Finance Minister Rachel Reeves said the £22 billion ($28.53 billion) deficit in public finances that Labor inherited when it took power last July was exacerbated by non-payment of compensation, including to victims of the tainted blood scandal, and a lack of funding for services. Public.
“Any finance minister standing here today will face this reality,” Reeves said in her budget speech today. “Any responsible finance minister will take the necessary action. That is why, today, I am restoring stability to our public finances and rebuilding our public service.”
Increase taxes
According to the Institute for Fiscal Studies, tax increases amounting to 40 billion pounds sterling will be equivalent to 1.25% of economic output, which has only been exceeded in modern history by the 1993 budget plan under the Conservatives, which raised taxes to support public finances after the recession and currency crisis.
Reeves expected that Britain’s economy would grow more than expected this year and in 2025, but less than previously expected.
Reeves is expected to announce changes to the government’s budget rules to allow it to borrow more to invest in infrastructure and accelerate the pace of economic growth in Britain.
Bond strategists say they are confident that Reeves, a former economist at the Bank of England, will be more cautious than former Prime Minister Liz Truss, whose big tax cut plans undermined British debt prices in 2022 and led to her resignation.
Labor has promised voters to cut long waiting lists in the state-run health service, build more housing and improve schools, but it will fund higher spending on public services mainly through tax rises, not increased borrowing.

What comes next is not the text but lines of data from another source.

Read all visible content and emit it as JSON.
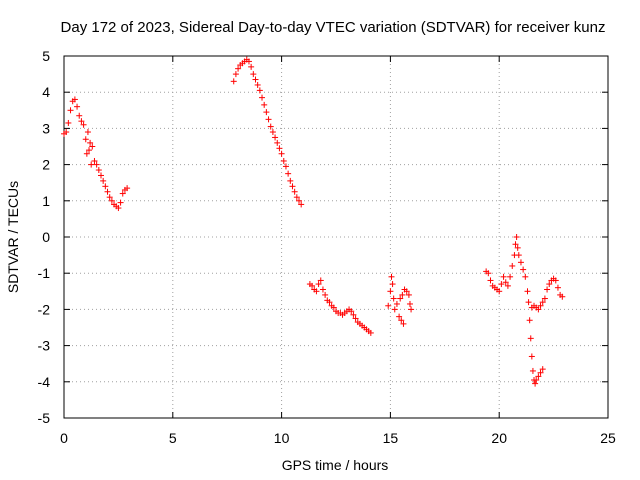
{
  "chart_data": {
    "type": "scatter",
    "title": "Day 172 of 2023, Sidereal Day-to-day VTEC variation (SDTVAR) for receiver kunz",
    "xlabel": "GPS time / hours",
    "ylabel": "SDTVAR / TECUs",
    "xlim": [
      0,
      25
    ],
    "ylim": [
      -5,
      5
    ],
    "xticks": [
      0,
      5,
      10,
      15,
      20,
      25
    ],
    "yticks": [
      -5,
      -4,
      -3,
      -2,
      -1,
      0,
      1,
      2,
      3,
      4,
      5
    ],
    "grid": true,
    "marker": "plus",
    "color": "#ff0000",
    "series": [
      {
        "name": "SDTVAR",
        "points": [
          [
            0.0,
            2.85
          ],
          [
            0.1,
            2.9
          ],
          [
            0.2,
            3.15
          ],
          [
            0.3,
            3.5
          ],
          [
            0.4,
            3.75
          ],
          [
            0.5,
            3.8
          ],
          [
            0.6,
            3.6
          ],
          [
            0.7,
            3.35
          ],
          [
            0.8,
            3.2
          ],
          [
            0.9,
            3.1
          ],
          [
            1.0,
            2.7
          ],
          [
            1.05,
            2.3
          ],
          [
            1.1,
            2.9
          ],
          [
            1.15,
            2.4
          ],
          [
            1.2,
            2.6
          ],
          [
            1.25,
            2.0
          ],
          [
            1.3,
            2.5
          ],
          [
            1.4,
            2.1
          ],
          [
            1.5,
            2.0
          ],
          [
            1.6,
            1.85
          ],
          [
            1.7,
            1.7
          ],
          [
            1.8,
            1.55
          ],
          [
            1.9,
            1.4
          ],
          [
            2.0,
            1.25
          ],
          [
            2.1,
            1.1
          ],
          [
            2.2,
            1.0
          ],
          [
            2.3,
            0.9
          ],
          [
            2.4,
            0.85
          ],
          [
            2.5,
            0.8
          ],
          [
            2.6,
            0.95
          ],
          [
            2.7,
            1.2
          ],
          [
            2.8,
            1.3
          ],
          [
            2.9,
            1.35
          ],
          [
            7.8,
            4.3
          ],
          [
            7.9,
            4.5
          ],
          [
            8.0,
            4.65
          ],
          [
            8.1,
            4.75
          ],
          [
            8.2,
            4.8
          ],
          [
            8.3,
            4.85
          ],
          [
            8.4,
            4.9
          ],
          [
            8.5,
            4.85
          ],
          [
            8.6,
            4.7
          ],
          [
            8.7,
            4.5
          ],
          [
            8.8,
            4.35
          ],
          [
            8.9,
            4.2
          ],
          [
            9.0,
            4.05
          ],
          [
            9.1,
            3.85
          ],
          [
            9.2,
            3.65
          ],
          [
            9.3,
            3.45
          ],
          [
            9.4,
            3.25
          ],
          [
            9.5,
            3.05
          ],
          [
            9.6,
            2.9
          ],
          [
            9.7,
            2.75
          ],
          [
            9.8,
            2.6
          ],
          [
            9.9,
            2.45
          ],
          [
            10.0,
            2.3
          ],
          [
            10.1,
            2.1
          ],
          [
            10.2,
            1.95
          ],
          [
            10.3,
            1.75
          ],
          [
            10.4,
            1.55
          ],
          [
            10.5,
            1.4
          ],
          [
            10.6,
            1.25
          ],
          [
            10.7,
            1.1
          ],
          [
            10.8,
            1.0
          ],
          [
            10.9,
            0.9
          ],
          [
            11.3,
            -1.3
          ],
          [
            11.4,
            -1.35
          ],
          [
            11.5,
            -1.45
          ],
          [
            11.6,
            -1.5
          ],
          [
            11.7,
            -1.3
          ],
          [
            11.8,
            -1.2
          ],
          [
            11.9,
            -1.45
          ],
          [
            12.0,
            -1.6
          ],
          [
            12.1,
            -1.75
          ],
          [
            12.2,
            -1.8
          ],
          [
            12.3,
            -1.9
          ],
          [
            12.4,
            -1.95
          ],
          [
            12.5,
            -2.05
          ],
          [
            12.6,
            -2.1
          ],
          [
            12.7,
            -2.1
          ],
          [
            12.8,
            -2.15
          ],
          [
            12.9,
            -2.1
          ],
          [
            13.0,
            -2.05
          ],
          [
            13.1,
            -2.0
          ],
          [
            13.2,
            -2.05
          ],
          [
            13.3,
            -2.15
          ],
          [
            13.4,
            -2.25
          ],
          [
            13.5,
            -2.35
          ],
          [
            13.6,
            -2.4
          ],
          [
            13.7,
            -2.45
          ],
          [
            13.8,
            -2.5
          ],
          [
            13.9,
            -2.55
          ],
          [
            14.0,
            -2.6
          ],
          [
            14.1,
            -2.65
          ],
          [
            14.9,
            -1.9
          ],
          [
            15.0,
            -1.5
          ],
          [
            15.05,
            -1.1
          ],
          [
            15.1,
            -1.3
          ],
          [
            15.15,
            -1.7
          ],
          [
            15.2,
            -2.0
          ],
          [
            15.3,
            -1.85
          ],
          [
            15.4,
            -2.2
          ],
          [
            15.5,
            -2.3
          ],
          [
            15.6,
            -2.4
          ],
          [
            15.45,
            -1.7
          ],
          [
            15.55,
            -1.6
          ],
          [
            15.65,
            -1.45
          ],
          [
            15.75,
            -1.5
          ],
          [
            15.85,
            -1.6
          ],
          [
            15.9,
            -1.85
          ],
          [
            15.95,
            -2.0
          ],
          [
            19.4,
            -0.95
          ],
          [
            19.5,
            -1.0
          ],
          [
            19.6,
            -1.2
          ],
          [
            19.7,
            -1.35
          ],
          [
            19.8,
            -1.4
          ],
          [
            19.9,
            -1.45
          ],
          [
            20.0,
            -1.5
          ],
          [
            20.1,
            -1.3
          ],
          [
            20.2,
            -1.1
          ],
          [
            20.3,
            -1.25
          ],
          [
            20.4,
            -1.35
          ],
          [
            20.5,
            -1.1
          ],
          [
            20.6,
            -0.8
          ],
          [
            20.7,
            -0.5
          ],
          [
            20.75,
            -0.2
          ],
          [
            20.8,
            0.0
          ],
          [
            20.85,
            -0.3
          ],
          [
            20.9,
            -0.5
          ],
          [
            21.0,
            -0.7
          ],
          [
            21.1,
            -0.9
          ],
          [
            21.2,
            -1.1
          ],
          [
            21.3,
            -1.5
          ],
          [
            21.35,
            -1.8
          ],
          [
            21.4,
            -2.3
          ],
          [
            21.45,
            -2.8
          ],
          [
            21.5,
            -3.3
          ],
          [
            21.55,
            -3.7
          ],
          [
            21.6,
            -3.95
          ],
          [
            21.65,
            -4.05
          ],
          [
            21.7,
            -3.95
          ],
          [
            21.8,
            -3.85
          ],
          [
            21.9,
            -3.75
          ],
          [
            22.0,
            -3.65
          ],
          [
            21.5,
            -1.95
          ],
          [
            21.6,
            -1.9
          ],
          [
            21.7,
            -1.95
          ],
          [
            21.8,
            -2.0
          ],
          [
            21.9,
            -1.9
          ],
          [
            22.0,
            -1.8
          ],
          [
            22.1,
            -1.7
          ],
          [
            22.2,
            -1.45
          ],
          [
            22.3,
            -1.3
          ],
          [
            22.4,
            -1.2
          ],
          [
            22.5,
            -1.15
          ],
          [
            22.6,
            -1.2
          ],
          [
            22.7,
            -1.4
          ],
          [
            22.8,
            -1.6
          ],
          [
            22.9,
            -1.65
          ]
        ]
      }
    ]
  }
}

For his part, Prime Minister Keir Starmer said that those with greater financial solvency will have to pay more taxes.
Higher costs
Businesses face higher social security costs, which on top of planned new protections for workers and a rise in the minimum wage, could undermine Labour’s promises to transform Britain into the fastest growing economy in the G7.
The richest Britons are likely to face higher tax bills on capital gains, profits, inheritances and wealth held abroad, pushing up the country’s tax burden which is already the highest since shortly after World War Two.

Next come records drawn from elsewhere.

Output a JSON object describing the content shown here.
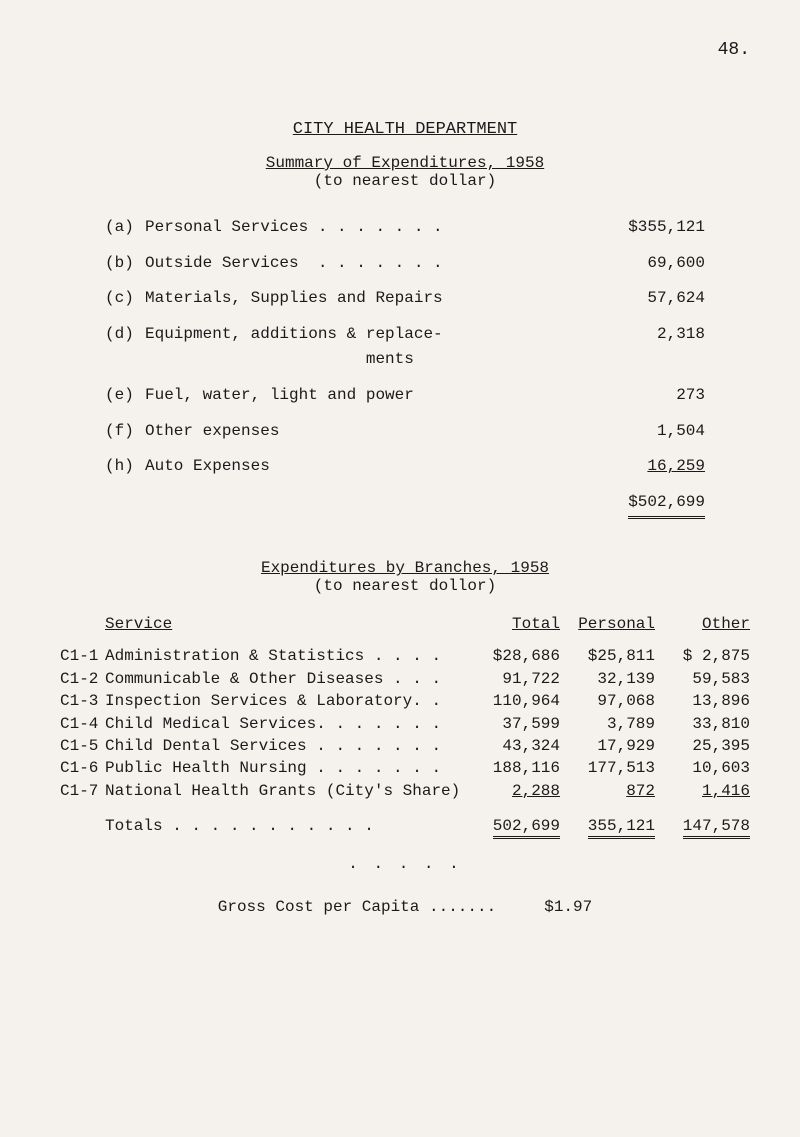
{
  "page_number": "48.",
  "main_title": "CITY HEALTH DEPARTMENT",
  "subtitle_underlined": "Summary of Expenditures, 1958",
  "subtitle_paren": "(to nearest dollar)",
  "summary": [
    {
      "label": "(a)",
      "text": "Personal Services . . . . . . .",
      "value": "$355,121"
    },
    {
      "label": "(b)",
      "text": "Outside Services  . . . . . . .",
      "value": "69,600"
    },
    {
      "label": "(c)",
      "text": "Materials, Supplies and Repairs",
      "value": "57,624"
    },
    {
      "label": "(d)",
      "text": "Equipment, additions & replace-\n                       ments",
      "value": "2,318"
    },
    {
      "label": "(e)",
      "text": "Fuel, water, light and power",
      "value": "273"
    },
    {
      "label": "(f)",
      "text": "Other expenses",
      "value": "1,504"
    },
    {
      "label": "(h)",
      "text": "Auto Expenses",
      "value": "16,259",
      "underline": true
    }
  ],
  "summary_total": "$502,699",
  "section2_underlined": "Expenditures by Branches, 1958",
  "section2_paren": "(to nearest dollor)",
  "branches_headers": {
    "service": "Service",
    "total": "Total",
    "personal": "Personal",
    "other": "Other"
  },
  "branches": [
    {
      "code": "C1-1",
      "service": "Administration & Statistics . . . .",
      "total": "$28,686",
      "personal": "$25,811",
      "other": "$ 2,875"
    },
    {
      "code": "C1-2",
      "service": "Communicable & Other Diseases . . .",
      "total": "91,722",
      "personal": "32,139",
      "other": "59,583"
    },
    {
      "code": "C1-3",
      "service": "Inspection Services & Laboratory. .",
      "total": "110,964",
      "personal": "97,068",
      "other": "13,896"
    },
    {
      "code": "C1-4",
      "service": "Child Medical Services. . . . . . .",
      "total": "37,599",
      "personal": "3,789",
      "other": "33,810"
    },
    {
      "code": "C1-5",
      "service": "Child Dental Services . . . . . . .",
      "total": "43,324",
      "personal": "17,929",
      "other": "25,395"
    },
    {
      "code": "C1-6",
      "service": "Public Health Nursing . . . . . . .",
      "total": "188,116",
      "personal": "177,513",
      "other": "10,603"
    },
    {
      "code": "C1-7",
      "service": "National Health Grants (City's Share)",
      "total": "2,288",
      "personal": "872",
      "other": "1,416"
    }
  ],
  "totals_label": "Totals . . . . . . . . . . .",
  "totals": {
    "total": "502,699",
    "personal": "355,121",
    "other": "147,578"
  },
  "dots": ". . . . .",
  "gross_label": "Gross Cost per Capita .......",
  "gross_value": "$1.97"
}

Reeves did not rule out making more individuals pay basic and higher income tax rates, extending a tax policy introduced by the Conservatives after the Covid-19 pandemic.
This is the highlight of Reeves’ speech before the British House of Commons:
- The UK economy is expected to grow by 2% in 2025.
- Business National Insurance contributions will rise by 1.2% from April 2025.
- Capital gains tax will be increased for most assets and fuel tax will be frozen next year. Income tax brackets will not be frozen, but inheritance tax thresholds will be frozen until 2030.
- The tax on private aircraft flights will be raised by up to 50%.
- VAT will be imposed on private school fees starting from January 2025.
- A flat rate tax will be imposed on e-cigarettes from October 2026.